La traduction « relevante » (Derrida 2004 : 563) devrait repérer les survivances de l’originaire dans le texte source afin d’inscrire dans la langue cible son équivalent le plus pertinent, en utilisant le langage le plus approprié à cet objectif. Pour l’accomplir, Jaccottet a dû réprimer son premier élan de transcrire le prénom croate Dunja comme Dounia, ce qui aurait été justifiable par le désir d’éviter au lecteur francophone non averti la prononciation erronée [dunʒa]. Après l’échange épistolaire avec Ungaretti, il renonce à cette idée inacceptable pour l’auteur du poème parce qu’elle efface tant le référent que la polysémie du nom.

Les niveaux de traduction ne sont pas juxtaposés ou hiérarchisés, mais interdépendants. Pour cette raison, ils « ne se conçoivent pas indépendamment, notamment dans la phase d’appréhension de l’énoncé original » (Pergnier 1980 : 406). L’ignorance de leur interaction conduit à la sous-estimation du contexte. En « raison de la polysémie de chaque élément linguistique […] la traduction ne peut faire fi de l’analyse contextuelle » (Pergnier 1973 : 36). Une traduction fondée sur le choix aléatoire de l’une des significations répertoriées du mot ne peut pas faire l’objet d’une réflexion critique. Le parcours herméneutique est censé tenir compte de l’enracinement des connotations dans le contexte. La traduction est compromise quand il s’avère impossible de circonscrire dans la signification contextuelle du texte cible des traits distinctifs pertinents pour une situation (Catford 1978 : 94).

Les difficultés linguistiques du traduire résultent, entre autres, de la variabilité et de la stratification du langage, et de la relation entre la signification et la désignation. Les obstacles lexicaux découlent de l’ambiguïté et de ses manifestations les plus communes, à savoir l’exponentialité et la polysémie (Catford 1978 : 93-103). Dans les deux cas, le contexte joue un rôle décisif pour le parti pris du traducteur. L’exponentialité empêche la traduction. Dans le vers Capricciosa croata notte lucida de Dunjacapricciosa peut se référer aussi bien à la nuit croate qu’à la femme croate. Jaccottet en propose, dans sa première version, deux variantes : Capricieuse nuit croate scintillante et Capricieuse Croate nuit brillante. Ungaretti enlève l’équivocité, en rectifiant le vers traduit puisque, en l’occurrence, il ne s’agit pas d’une homonymie accidentelle, mais d’une ambiguïté référentielle. À ce point, pour éviter la confusion éventuelle, malgré la majuscule de Croate, Jaccottet insère une virgule délimitant les deux unités : Capricieuse Croate, nuit limpide. Un choix quelque peu discutable malgré le consentement de l’auteur, car il altère le jeu initial entre le texte source et son lecteur, en orientant l’interprétation.

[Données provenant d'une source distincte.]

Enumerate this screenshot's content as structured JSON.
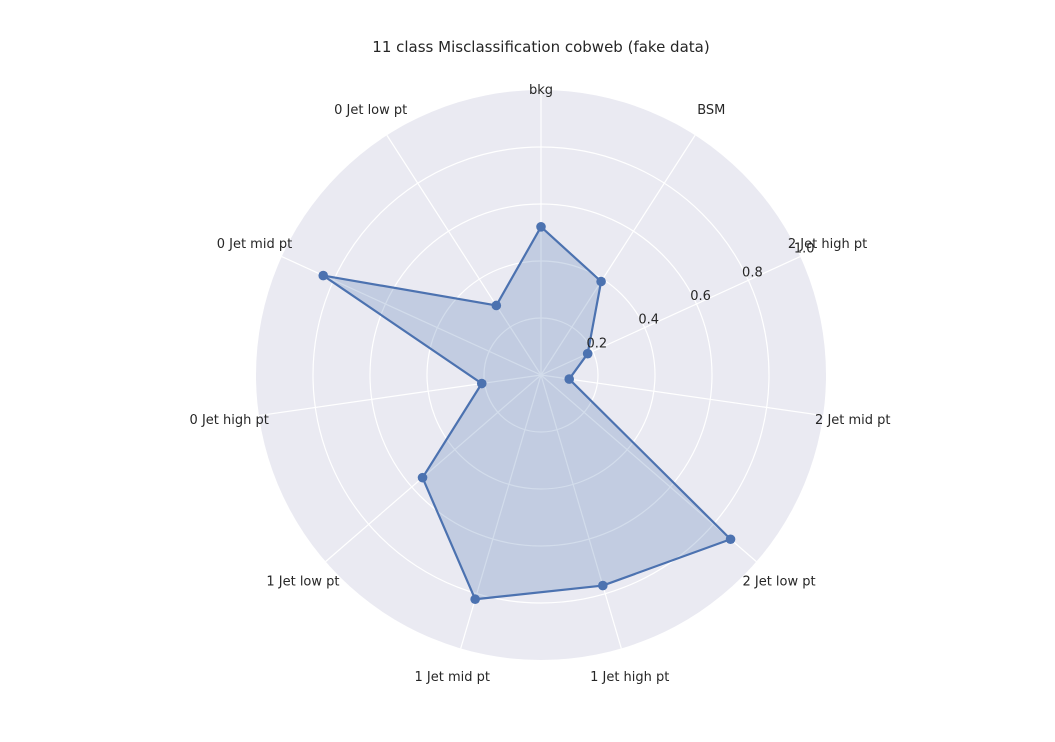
{
  "chart_data": {
    "type": "radar",
    "title": "11 class Misclassification cobweb (fake data)",
    "categories": [
      "bkg",
      "BSM",
      "2 Jet high pt",
      "2 Jet mid pt",
      "2 Jet low pt",
      "1 Jet high pt",
      "1 Jet mid pt",
      "1 Jet low pt",
      "0 Jet high pt",
      "0 Jet mid pt",
      "0 Jet low pt"
    ],
    "series": [
      {
        "values": [
          0.52,
          0.39,
          0.18,
          0.1,
          0.88,
          0.77,
          0.82,
          0.55,
          0.21,
          0.84,
          0.29
        ]
      }
    ],
    "rlim": [
      0,
      1.0
    ],
    "rticks": [
      0.2,
      0.4,
      0.6,
      0.8,
      1.0
    ],
    "rtick_labels": [
      "0.2",
      "0.4",
      "0.6",
      "0.8",
      "1.0"
    ],
    "grid": true,
    "colors": {
      "background": "#eaeaf2",
      "grid": "#ffffff",
      "line": "#4c72b0",
      "fill": "#4c72b0"
    }
  }
}
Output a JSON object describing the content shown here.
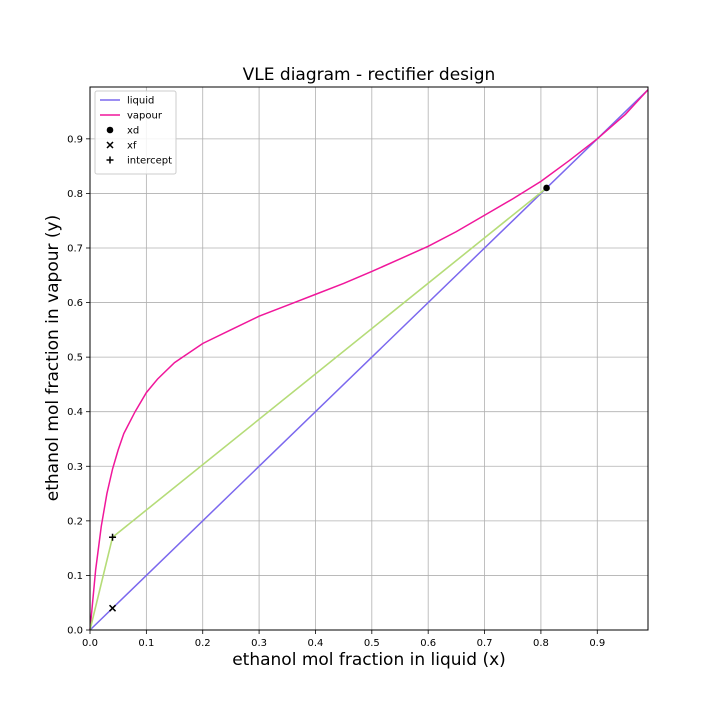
{
  "chart_data": {
    "type": "line",
    "title": "VLE diagram - rectifier design",
    "xlabel": "ethanol mol fraction in liquid (x)",
    "ylabel": "ethanol mol fraction in vapour (y)",
    "xlim": [
      0.0,
      0.99
    ],
    "ylim": [
      0.0,
      0.995
    ],
    "xticks": [
      "0.0",
      "0.1",
      "0.2",
      "0.3",
      "0.4",
      "0.5",
      "0.6",
      "0.7",
      "0.8",
      "0.9"
    ],
    "yticks": [
      "0.0",
      "0.1",
      "0.2",
      "0.3",
      "0.4",
      "0.5",
      "0.6",
      "0.7",
      "0.8",
      "0.9"
    ],
    "grid": true,
    "legend_position": "top-left",
    "series": [
      {
        "name": "liquid",
        "type": "line",
        "color": "#7b68ee",
        "x": [
          0.0,
          0.99
        ],
        "y": [
          0.0,
          0.99
        ]
      },
      {
        "name": "vapour",
        "type": "line",
        "color": "#f0179b",
        "x": [
          0.0,
          0.01,
          0.02,
          0.03,
          0.04,
          0.05,
          0.06,
          0.08,
          0.1,
          0.12,
          0.15,
          0.2,
          0.25,
          0.3,
          0.35,
          0.4,
          0.45,
          0.5,
          0.55,
          0.6,
          0.65,
          0.7,
          0.75,
          0.8,
          0.85,
          0.9,
          0.95,
          0.99
        ],
        "y": [
          0.0,
          0.11,
          0.19,
          0.25,
          0.295,
          0.33,
          0.36,
          0.4,
          0.435,
          0.46,
          0.49,
          0.525,
          0.55,
          0.575,
          0.595,
          0.615,
          0.635,
          0.657,
          0.68,
          0.703,
          0.73,
          0.76,
          0.79,
          0.822,
          0.86,
          0.9,
          0.945,
          0.99
        ]
      },
      {
        "name": "xd",
        "type": "scatter",
        "marker": "circle",
        "color": "#000000",
        "x": [
          0.81
        ],
        "y": [
          0.81
        ]
      },
      {
        "name": "xf",
        "type": "scatter",
        "marker": "x",
        "color": "#000000",
        "x": [
          0.04
        ],
        "y": [
          0.04
        ]
      },
      {
        "name": "intercept",
        "type": "scatter",
        "marker": "plus",
        "color": "#000000",
        "x": [
          0.04
        ],
        "y": [
          0.17
        ]
      }
    ],
    "operating_lines": [
      {
        "color": "#b5dc78",
        "x": [
          0.0,
          0.04
        ],
        "y": [
          0.0,
          0.17
        ]
      },
      {
        "color": "#b5dc78",
        "x": [
          0.04,
          0.81
        ],
        "y": [
          0.17,
          0.81
        ]
      }
    ]
  }
}
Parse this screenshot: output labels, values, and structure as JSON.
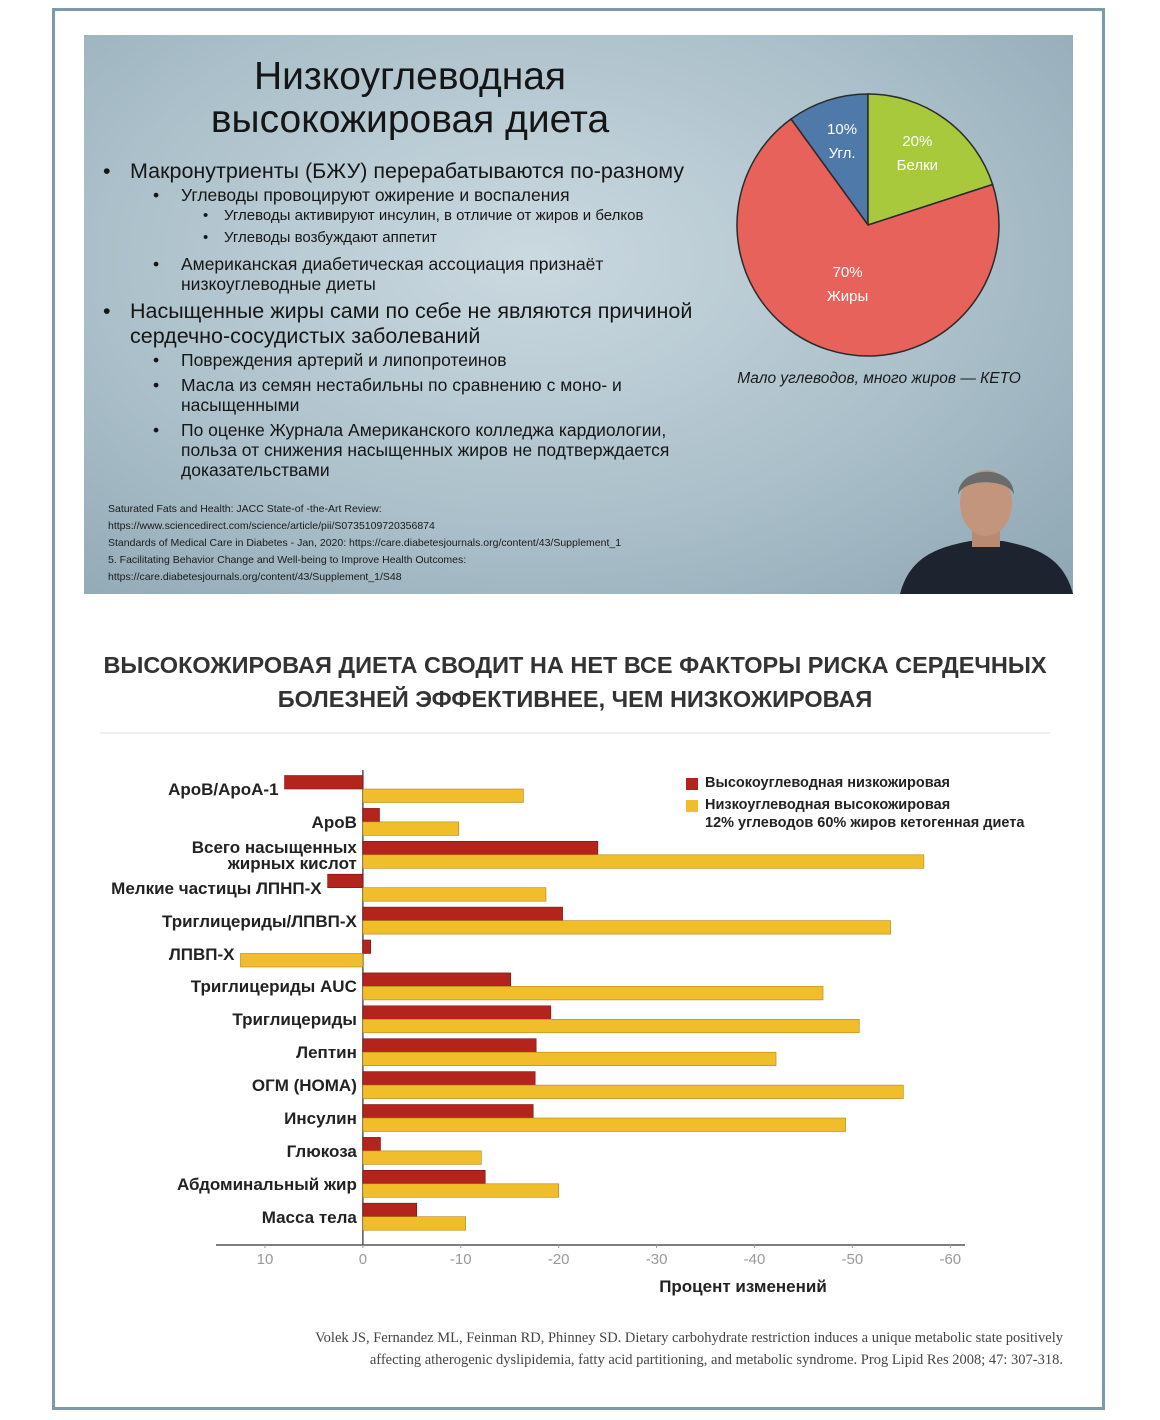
{
  "slide": {
    "title": "Низкоуглеводная\nвысокожировая диета",
    "bullets": [
      {
        "text": "Макронутриенты (БЖУ) перерабатываются по-разному",
        "items": [
          {
            "text": "Углеводы провоцируют ожирение и воспаления",
            "items": [
              {
                "text": "Углеводы активируют инсулин, в отличие от жиров и белков"
              },
              {
                "text": "Углеводы возбуждают аппетит"
              }
            ]
          },
          {
            "text": "Американская диабетическая ассоциация признаёт\nнизкоуглеводные диеты"
          }
        ]
      },
      {
        "text": "Насыщенные жиры сами по себе не являются причиной\nсердечно-сосудистых заболеваний",
        "items": [
          {
            "text": "Повреждения артерий и липопротеинов"
          },
          {
            "text": "Масла из семян нестабильны по сравнению с моно- и\nнасыщенными"
          },
          {
            "text": "По оценке Журнала Американского колледжа кардиологии,\nпольза от снижения насыщенных жиров не подтверждается\nдоказательствами"
          }
        ]
      }
    ],
    "references": [
      "Saturated Fats and Health: JACC State-of -the-Art Review:",
      "https://www.sciencedirect.com/science/article/pii/S0735109720356874",
      "Standards of Medical Care in Diabetes - Jan, 2020: https://care.diabetesjournals.org/content/43/Supplement_1",
      "5. Facilitating Behavior Change and Well-being to Improve Health Outcomes:",
      "https://care.diabetesjournals.org/content/43/Supplement_1/S48"
    ]
  },
  "chart_data": [
    {
      "type": "pie",
      "caption": "Мало углеводов, много жиров — КЕТО",
      "categories": [
        "Угл.",
        "Белки",
        "Жиры"
      ],
      "values": [
        10,
        20,
        70
      ],
      "value_labels": [
        "10%",
        "20%",
        "70%"
      ],
      "colors": [
        "#4f79a8",
        "#a8c93c",
        "#e6625a"
      ]
    },
    {
      "type": "bar",
      "orientation": "horizontal",
      "title": "ВЫСОКОЖИРОВАЯ ДИЕТА СВОДИТ НА НЕТ ВСЕ ФАКТОРЫ РИСКА СЕРДЕЧНЫХ\nБОЛЕЗНЕЙ ЭФФЕКТИВНЕЕ, ЧЕМ НИЗКОЖИРОВАЯ",
      "x_label": "Процент изменений",
      "categories": [
        "ApoB/ApoA-1",
        "ApoB",
        "Всего насыщенных\nжирных кислот",
        "Мелкие частицы ЛПНП-Х",
        "Триглицериды/ЛПВП-Х",
        "ЛПВП-Х",
        "Триглицериды AUC",
        "Триглицериды",
        "Лептин",
        "ОГМ (HOMA)",
        "Инсулин",
        "Глюкоза",
        "Абдоминальный жир",
        "Масса тела"
      ],
      "series": [
        {
          "name": "Высокоуглеводная низкожировая",
          "color": "#b3241c",
          "values": [
            8,
            -1.7,
            -24,
            3.6,
            -20.4,
            -0.8,
            -15.1,
            -19.2,
            -17.7,
            -17.6,
            -17.4,
            -1.8,
            -12.5,
            -5.5
          ]
        },
        {
          "name": "Низкоуглеводная высокожировая\n12% углеводов 60% жиров кетогенная диета",
          "color": "#f0bd2b",
          "values": [
            -16.4,
            -9.8,
            -57.3,
            -18.7,
            -53.9,
            12.5,
            -47,
            -50.7,
            -42.2,
            -55.2,
            -49.3,
            -12.1,
            -20,
            -10.5
          ]
        }
      ],
      "xlim": [
        15,
        -61.5
      ],
      "xticks": [
        10,
        0,
        -10,
        -20,
        -30,
        -40,
        -50,
        -60
      ],
      "grid": false,
      "citation": [
        "Volek JS, Fernandez ML, Feinman RD, Phinney SD. Dietary carbohydrate restriction induces a unique metabolic state positively",
        "affecting atherogenic dyslipidemia, fatty acid partitioning, and metabolic syndrome. Prog Lipid Res 2008; 47: 307-318."
      ]
    }
  ]
}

Partant de la prémisse que les textes sont des constructions intellectuelles (Bollack 2000 : 37), le rapport immédiat à l’oeuvre à traduire devient essentiel pour sa compréhension. Contrairement au souci de clarification de certaines approches traductives, l’herméneutique critique ne cherche pas la compréhension univoque à tout prix. Dotée d’une précision et d’une diligence particulières, elle ne pousse pas la traduction vers l’illusion de pouvoir comprendre l’incompréhensible ; ne vise pas à expliciter l’hermétique et l’opaque dans l’original. Par conséquent, le texte cible devrait conserver les obscurités, les omissions et les obstacles du texte source. Bref, toute sa richesse nuancée. Dans cette perspective, la polysémie précède l’auteur et son oeuvre. Bien entendu, l’écrivain puise dans la pluralité sémantique de sa langue, mais il prend sa décision en fonction du sens qu’il veut donner à sa parole, et cette décision devient son intention : « L’auteur tranche, il interprète les associations, mais il y a dans l’écriture quelque chose qui toujours échappe, non qu’il y ait une nécessité ontologique du non-dit, mais parce que le réseau que l’écriture explore est inépuisable » (Bollack 2000 : 106).

La polysémie ne repose pas sur l’interchangeabilité universelle des signifiés, autrement dit sur des universaux, puisqu’elle affecte de différentes unités linguistiques dans les différentes langues. C’est un ensemble de valeurs contextuelles instantanées, susceptibles de s’enrichir constamment (Pergnier 1980 : 182-189)[11]. Elle n’est pas une caractéristique permanente de la langue, mais une manifestation concrète de la parole dans une situation particulière, une expression de la liberté de l’auteur de coder consciemment ou inconsciemment les éléments du texte source. Le geste du traducteur, autorisé à décider comment recoder ces éléments dans le texte cible, va en amont : il est présumé faire le tri des significations possibles conformément au contexte de production du texte et aux implications sémantiques voulues par son auteur.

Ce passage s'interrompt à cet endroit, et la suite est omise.